Questi inviti a massacrare impunemente gli indigeni, perpetuando un nuovo genocidio sono già stati presi in parola. Lo scorso 21 dicembre, un commando ha assaltato il campo base della Fondazione Nazionale Indigena (Funai), che è l’ente governativo incaricato di proteggere i nativi, sui fiumi Ituí e Itacoaí, lungo il confine tra Brasile e Perù. Quella regione è la patria di diciassette popoli nativi incontattati, cioè in isolamento volontario. Le tribù incontattate sono particolarmente vulnerabili, non solo perché a rischio di essere sterminati dal contagio con malattie per cui non hanno difese immunitarie, ma perché diventano facili bersagli di uomini senza scrupoli, spesso al soldo delle lobby agricole, minerarie e del legname, da cui sono assaliti e massacrati per poter accedere più facilmente alle risorse naturali. Le notizie degli eccidi spesso emergono solo mesi, se non anni, dopo perché senza testimoni.

Non lontano dalla città di Colniza, nella parte centro-occidentale del Brasile, una delle zone con il più alto tasso di criminalità del paese, dove il 90% degli introiti provengono dal disboscamento illegale, vivono i Kawahiva una delle ultime tribù incontattate. Sono una comunità di qualche dozzina di persone in fuga. Scappano dalle moto seghe dei taglialegna e dai bulldozer degli allevatori. E soprattutto dai fucili delle milizie reclutate per sterminarli. Tutti gli appelli lanciati in loro favore sono caduti nel vuoto. Per il Brasile la loro sicurezza non è una priorità. Ciò che interessa sono oro, stagno e magnesio di cui è ricca la regione. E per il presidente Bolsonaro gli indigeni sono dei selvaggi che ostacolano gli affari economici dei suoi grandi elettori, i latifondisti della grande produzione agroalimentare. Prevenire un genocidio di persone non contattate non è una priorità per Bolsonaro. Una volta disse: “Non esiste un territorio indigeno dove non ci siano minerali. Oro, stagno e magnesio si trovano in queste terre, soprattutto in Amazzonia, la zona più ricca del mondo. Non mi sto addentrando in questa assurdità di difesa della terra per gli indiani”.

Come ha riportato il quotidiano Avvenire l’attacco alla Funai del 21 dicembre ha rappresentato un salto di qualità. Paulo Dollis Barbosa da Silva, presidente dell’Unione dei popoli indigeni della Valle del Javarí ha dichiarato: “Erano armati fino ai denti, un’équipe di Funai stava pattugliando il fiume con la scorta della polizia militare quando funzionari e agenti sono stati bersaglio di una raffica di proiettili. Non è il primo scontro tra vigilanti e “invasori”, come chiamiamo chiunque irrompa nella nostra terra: cacciatori e pescatori di frodo, minatori illegali, trafficanti di droga. Stavolta, però, questi ultimi avevano moltissime munizioni. Hanno sparato per uccidere. Il fatto è che si sentono appoggiati dal nuovo presidente. È solo l’inizio dell’effetto Bolsonaro”.

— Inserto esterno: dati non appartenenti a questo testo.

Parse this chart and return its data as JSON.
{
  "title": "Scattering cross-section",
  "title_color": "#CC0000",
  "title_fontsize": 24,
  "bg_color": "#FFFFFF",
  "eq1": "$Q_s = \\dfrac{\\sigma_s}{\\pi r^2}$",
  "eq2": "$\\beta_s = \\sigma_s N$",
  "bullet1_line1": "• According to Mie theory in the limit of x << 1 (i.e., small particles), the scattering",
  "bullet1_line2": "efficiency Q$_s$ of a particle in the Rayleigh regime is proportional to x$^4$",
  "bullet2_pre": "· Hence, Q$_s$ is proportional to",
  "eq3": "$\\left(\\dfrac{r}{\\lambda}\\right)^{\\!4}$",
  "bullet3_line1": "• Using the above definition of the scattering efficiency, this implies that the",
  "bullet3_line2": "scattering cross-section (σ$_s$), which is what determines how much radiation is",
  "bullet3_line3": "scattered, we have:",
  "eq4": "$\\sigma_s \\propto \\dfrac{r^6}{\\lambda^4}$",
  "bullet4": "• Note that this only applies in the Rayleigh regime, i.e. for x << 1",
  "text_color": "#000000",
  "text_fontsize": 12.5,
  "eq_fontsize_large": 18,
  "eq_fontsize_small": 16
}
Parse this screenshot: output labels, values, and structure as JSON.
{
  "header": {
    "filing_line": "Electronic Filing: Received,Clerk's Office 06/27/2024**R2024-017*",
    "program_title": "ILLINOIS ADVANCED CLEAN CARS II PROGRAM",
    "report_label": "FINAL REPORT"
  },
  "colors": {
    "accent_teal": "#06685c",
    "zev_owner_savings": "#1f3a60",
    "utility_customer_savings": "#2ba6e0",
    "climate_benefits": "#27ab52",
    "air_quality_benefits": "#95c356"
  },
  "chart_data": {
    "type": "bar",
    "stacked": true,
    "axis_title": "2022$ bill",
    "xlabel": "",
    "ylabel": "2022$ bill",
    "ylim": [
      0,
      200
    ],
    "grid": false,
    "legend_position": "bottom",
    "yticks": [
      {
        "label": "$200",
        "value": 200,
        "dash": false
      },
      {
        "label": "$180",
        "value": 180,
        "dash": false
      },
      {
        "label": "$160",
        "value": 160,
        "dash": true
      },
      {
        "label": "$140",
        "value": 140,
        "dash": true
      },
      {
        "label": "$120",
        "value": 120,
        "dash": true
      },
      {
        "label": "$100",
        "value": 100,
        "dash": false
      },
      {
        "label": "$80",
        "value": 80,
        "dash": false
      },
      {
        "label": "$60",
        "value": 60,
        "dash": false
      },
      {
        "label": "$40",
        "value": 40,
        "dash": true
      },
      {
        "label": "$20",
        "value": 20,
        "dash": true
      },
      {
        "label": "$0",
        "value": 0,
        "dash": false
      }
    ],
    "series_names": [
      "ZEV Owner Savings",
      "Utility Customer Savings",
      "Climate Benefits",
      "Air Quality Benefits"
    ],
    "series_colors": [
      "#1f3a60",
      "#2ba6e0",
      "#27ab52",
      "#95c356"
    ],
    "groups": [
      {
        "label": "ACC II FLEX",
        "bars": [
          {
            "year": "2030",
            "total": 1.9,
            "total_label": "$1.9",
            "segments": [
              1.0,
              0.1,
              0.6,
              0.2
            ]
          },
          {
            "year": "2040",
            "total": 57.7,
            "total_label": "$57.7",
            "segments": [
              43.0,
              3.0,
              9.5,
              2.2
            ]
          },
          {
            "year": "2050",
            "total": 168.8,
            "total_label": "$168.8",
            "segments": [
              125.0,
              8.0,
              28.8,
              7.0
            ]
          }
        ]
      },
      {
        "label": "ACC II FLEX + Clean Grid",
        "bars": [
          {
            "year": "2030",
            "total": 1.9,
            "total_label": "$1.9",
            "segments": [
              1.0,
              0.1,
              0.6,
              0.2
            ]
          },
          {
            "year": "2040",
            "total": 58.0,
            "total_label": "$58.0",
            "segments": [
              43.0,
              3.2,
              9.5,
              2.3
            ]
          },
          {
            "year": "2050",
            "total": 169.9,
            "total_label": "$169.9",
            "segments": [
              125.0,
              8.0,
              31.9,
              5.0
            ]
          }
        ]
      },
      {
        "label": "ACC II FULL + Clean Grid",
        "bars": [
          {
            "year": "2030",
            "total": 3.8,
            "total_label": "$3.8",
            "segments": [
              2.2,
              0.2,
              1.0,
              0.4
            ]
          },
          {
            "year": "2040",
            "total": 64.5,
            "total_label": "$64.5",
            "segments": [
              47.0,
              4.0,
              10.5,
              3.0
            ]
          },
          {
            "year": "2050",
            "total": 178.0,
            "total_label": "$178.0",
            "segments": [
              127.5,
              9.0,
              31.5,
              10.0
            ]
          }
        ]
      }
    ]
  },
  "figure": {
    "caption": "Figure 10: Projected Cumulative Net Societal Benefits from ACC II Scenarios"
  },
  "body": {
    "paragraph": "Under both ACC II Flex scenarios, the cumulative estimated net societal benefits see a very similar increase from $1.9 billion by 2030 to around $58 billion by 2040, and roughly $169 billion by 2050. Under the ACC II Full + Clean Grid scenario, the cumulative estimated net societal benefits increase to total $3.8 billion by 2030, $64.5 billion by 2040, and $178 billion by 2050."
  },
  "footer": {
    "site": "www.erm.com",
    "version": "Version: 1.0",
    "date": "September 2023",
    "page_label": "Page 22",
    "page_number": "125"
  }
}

Non si è trattato di un episodio isolato. Il primo dicembre, sempre nella Valle del Javarí, è stata distrutta una delle imbarcazioni impiegate dalla Funai per i suoi sopralluoghi. A ottobre è toccato a una base di protezione degli indios Kawashiva.

Le posizioni espresse da Bolsonaro preoccupano non poco i nativi e quanti difendono i loro diritti. Appena qualche settimana fa, ha paragonato le terre in uso esclusivo per gli indigeni a “giardini zoologici per animali”. E ha ribadito l’intenzione di “volerli integrare”, termine impiegato dall’ultima dittatura militare e associato al sistematico sterminio dei nativi.